Ashland group wants parcel kept as park
ASHLAND - Trails and woodlands advocates hope to convince the city to keep a parcel of hillside land that could become the center of a 15-acre park.
City officials have talked about selling a 2.5-acre parcel at the top of Strawberry Lane to help finance their $734,000 share of a $1.08-million local improvement district that will pave streets in the area.
Ashland Woodlands & Trails Association, a recently formed group, hopes to purchase another 2.5 acres adjacent to the city's 2.5-acre site and across from 10 acres already dedicated for parks and open space. The area provides access to trails for hikers, mountain bikers and equestrians, and dark spots for astronomy buffs.
"It's quite an extraordinary piece of property. It could tie all the acres together," said Michael Donovan, an association member and former city councilman. "Our concern is to at least let the council know there is some community feeling about that property."

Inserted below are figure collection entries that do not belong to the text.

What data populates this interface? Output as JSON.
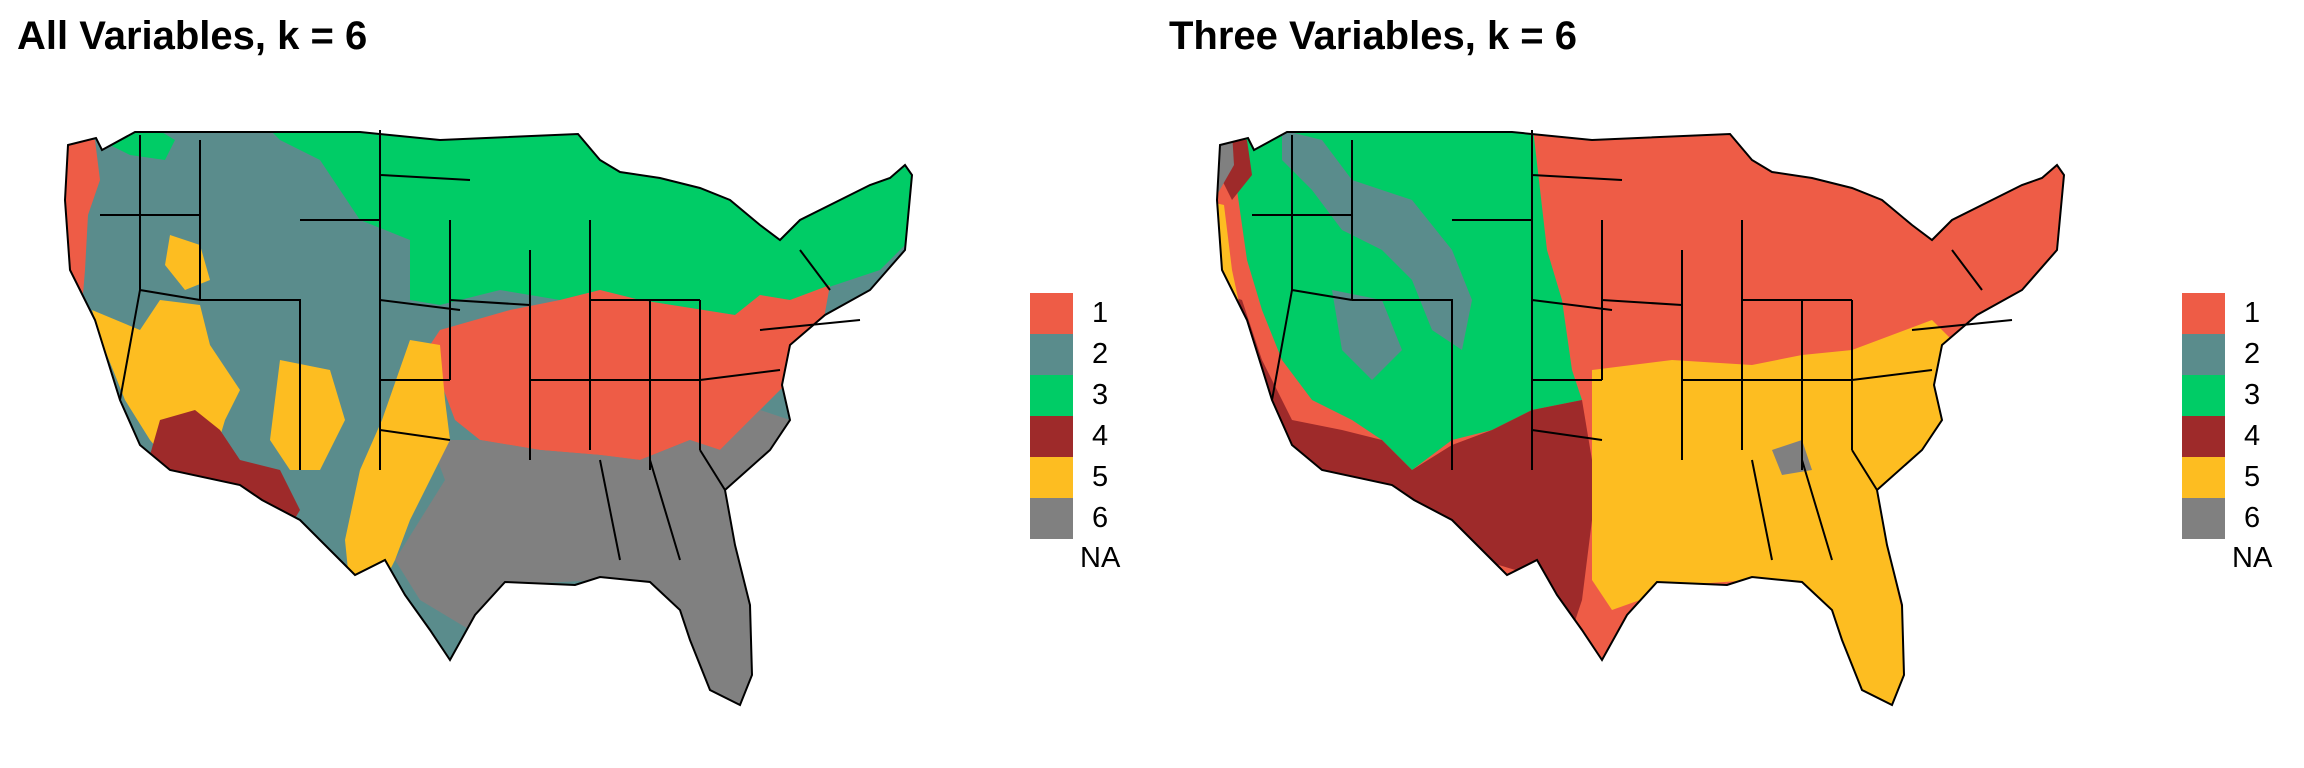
{
  "colors": {
    "class_1": "#EE5C46",
    "class_2": "#5A8C8C",
    "class_3": "#00CC66",
    "class_4": "#9E2A2A",
    "class_5": "#FDBD21",
    "class_6": "#808080",
    "borders": "#000000",
    "background": "#FFFFFF"
  },
  "legend": {
    "items": [
      {
        "label": "1",
        "color": "#EE5C46"
      },
      {
        "label": "2",
        "color": "#5A8C8C"
      },
      {
        "label": "3",
        "color": "#00CC66"
      },
      {
        "label": "4",
        "color": "#9E2A2A"
      },
      {
        "label": "5",
        "color": "#FDBD21"
      },
      {
        "label": "6",
        "color": "#808080"
      }
    ],
    "na_label": "NA"
  },
  "panels": [
    {
      "title": "All Variables, k = 6"
    },
    {
      "title": "Three Variables, k = 6"
    }
  ]
}
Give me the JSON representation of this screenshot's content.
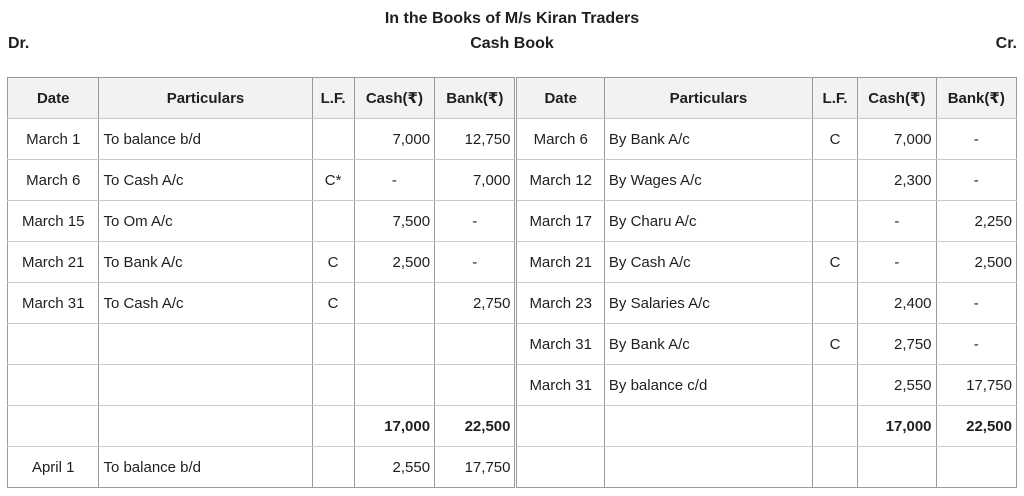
{
  "header": {
    "title": "In the Books of M/s Kiran Traders",
    "subtitle": "Cash Book",
    "dr_label": "Dr.",
    "cr_label": "Cr."
  },
  "table": {
    "columns": [
      "Date",
      "Particulars",
      "L.F.",
      "Cash(₹)",
      "Bank(₹)"
    ],
    "debit_rows": [
      {
        "date": "March 1",
        "particulars": "To balance b/d",
        "lf": "",
        "cash": "7,000",
        "bank": "12,750",
        "bold": false
      },
      {
        "date": "March 6",
        "particulars": "To Cash A/c",
        "lf": "C*",
        "cash": "-",
        "bank": "7,000",
        "bold": false
      },
      {
        "date": "March 15",
        "particulars": "To Om A/c",
        "lf": "",
        "cash": "7,500",
        "bank": "-",
        "bold": false
      },
      {
        "date": "March 21",
        "particulars": "To Bank A/c",
        "lf": "C",
        "cash": "2,500",
        "bank": "-",
        "bold": false
      },
      {
        "date": "March 31",
        "particulars": "To Cash A/c",
        "lf": "C",
        "cash": "",
        "bank": "2,750",
        "bold": false
      },
      {
        "date": "",
        "particulars": "",
        "lf": "",
        "cash": "",
        "bank": "",
        "bold": false
      },
      {
        "date": "",
        "particulars": "",
        "lf": "",
        "cash": "",
        "bank": "",
        "bold": false
      },
      {
        "date": "",
        "particulars": "",
        "lf": "",
        "cash": "17,000",
        "bank": "22,500",
        "bold": true
      },
      {
        "date": "April 1",
        "particulars": "To balance b/d",
        "lf": "",
        "cash": "2,550",
        "bank": "17,750",
        "bold": false
      }
    ],
    "credit_rows": [
      {
        "date": "March 6",
        "particulars": "By Bank A/c",
        "lf": "C",
        "cash": "7,000",
        "bank": "-",
        "bold": false
      },
      {
        "date": "March 12",
        "particulars": "By Wages A/c",
        "lf": "",
        "cash": "2,300",
        "bank": "-",
        "bold": false
      },
      {
        "date": "March 17",
        "particulars": "By Charu A/c",
        "lf": "",
        "cash": "-",
        "bank": "2,250",
        "bold": false
      },
      {
        "date": "March 21",
        "particulars": "By Cash A/c",
        "lf": "C",
        "cash": "-",
        "bank": "2,500",
        "bold": false
      },
      {
        "date": "March 23",
        "particulars": "By Salaries A/c",
        "lf": "",
        "cash": "2,400",
        "bank": "-",
        "bold": false
      },
      {
        "date": "March 31",
        "particulars": "By Bank A/c",
        "lf": "C",
        "cash": "2,750",
        "bank": "-",
        "bold": false
      },
      {
        "date": "March 31",
        "particulars": "By balance c/d",
        "lf": "",
        "cash": "2,550",
        "bank": "17,750",
        "bold": false
      },
      {
        "date": "",
        "particulars": "",
        "lf": "",
        "cash": "17,000",
        "bank": "22,500",
        "bold": true
      },
      {
        "date": "",
        "particulars": "",
        "lf": "",
        "cash": "",
        "bank": "",
        "bold": false
      }
    ],
    "colors": {
      "header_bg": "#f2f2f2",
      "border_vertical": "#9a9a9a",
      "border_horizontal": "#c9c9c9",
      "text": "#1f1f1f"
    }
  }
}
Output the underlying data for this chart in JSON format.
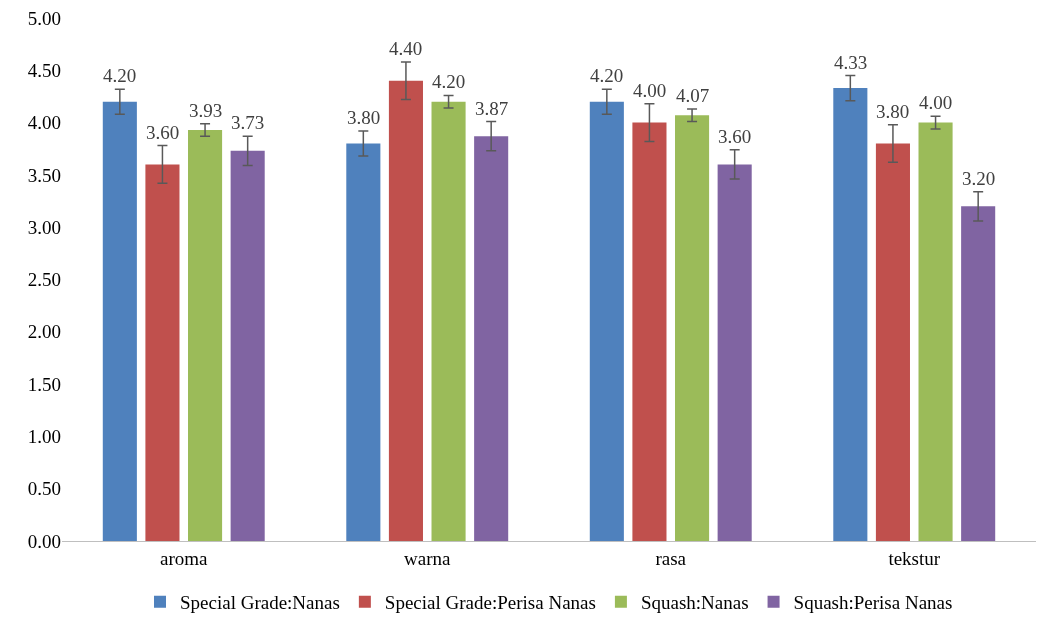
{
  "chart_data": {
    "type": "bar",
    "categories": [
      "aroma",
      "warna",
      "rasa",
      "tekstur"
    ],
    "series": [
      {
        "name": "Special Grade:Nanas",
        "color": "#4f81bd",
        "values": [
          4.2,
          3.8,
          4.2,
          4.33
        ],
        "errors": [
          0.12,
          0.12,
          0.12,
          0.12
        ],
        "value_labels": [
          "4.20",
          "3.80",
          "4.20",
          "4.33"
        ]
      },
      {
        "name": "Special Grade:Perisa Nanas",
        "color": "#c0504d",
        "values": [
          3.6,
          4.4,
          4.0,
          3.8
        ],
        "errors": [
          0.18,
          0.18,
          0.18,
          0.18
        ],
        "value_labels": [
          "3.60",
          "4.40",
          "4.00",
          "3.80"
        ]
      },
      {
        "name": "Squash:Nanas",
        "color": "#9bbb59",
        "values": [
          3.93,
          4.2,
          4.07,
          4.0
        ],
        "errors": [
          0.06,
          0.06,
          0.06,
          0.06
        ],
        "value_labels": [
          "3.93",
          "4.20",
          "4.07",
          "4.00"
        ]
      },
      {
        "name": "Squash:Perisa Nanas",
        "color": "#8064a2",
        "values": [
          3.73,
          3.87,
          3.6,
          3.2
        ],
        "errors": [
          0.14,
          0.14,
          0.14,
          0.14
        ],
        "value_labels": [
          "3.73",
          "3.87",
          "3.60",
          "3.20"
        ]
      }
    ],
    "ylim": [
      0,
      5
    ],
    "yticks": [
      {
        "value": 0,
        "label": "0.00"
      },
      {
        "value": 0.5,
        "label": "0.50"
      },
      {
        "value": 1,
        "label": "1.00"
      },
      {
        "value": 1.5,
        "label": "1.50"
      },
      {
        "value": 2,
        "label": "2.00"
      },
      {
        "value": 2.5,
        "label": "2.50"
      },
      {
        "value": 3,
        "label": "3.00"
      },
      {
        "value": 3.5,
        "label": "3.50"
      },
      {
        "value": 4,
        "label": "4.00"
      },
      {
        "value": 4.5,
        "label": "4.50"
      },
      {
        "value": 5,
        "label": "5.00"
      }
    ],
    "grid": false,
    "legend": "bottom"
  }
}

Donovan, Granite Street resident Robert McLellan and Chris Hearn, a member of the Ashland Planning Commission, are seeking nonprofit status for the organization. They plan to meet in the next two weeks with a branch of the National Parks Service that facilitates public/private land ownership arrangements. The group hopes to secure grant money and private donations to create trails and open space surrounding the city.
Jacksonville's Woodlands Association, which has acquired land and established a six-mile trail system, has served as an inspiration to the Ashland group.
"Ironically, the city's plan to sell the property has given momentum to the group," said Donovan. "(The city has) purchased so much hillside land. It's great we've protected the view shed, but there's little open space."
McLellan and Donovan said the city might consider selling other property to finance the LID. They named an 840-acre site the city owns northeast of Interstate 5 that was purchased for the spraying of wastewater effluent. The city later dropped that plan.
Sale of the 2.5 acres will require City Council approval. A council study session on the Strawberry Lane LID is scheduled for July 18.
"(Any sale) will go through a public process. It was one idea," said Mayor Alan DeBoer. "There's park land across the street from it."
Both parcels were acquired in the late 1970s in a land swap linked to construction of a water tower in the area. Then-City Administrator Brian Almquist planned to sell the 2.5-acre parcel later, according to Jim Olson of the city's Public Works Department.
A LID in the area would allow development of 21 half-acre home sites in the plateau area. It would pave parts of Strawberry Lane, Alnutt Street, Scenic Drive and Westwood Street. Developers would pay $140,000 and residents in the area $202,000 toward the LID.
Figures presented to Ashland's budget committee this year showed a total of $692,000 available for the LID from system development charges, street and storm drain fees and Parks Department funds.
Parks and open space land has been acquired with money raised by the city's meal tax. But recent acquisitions, including the $650,000 purchase of land along Ashland Creek this month, leave little opportunity for purchases in the near future.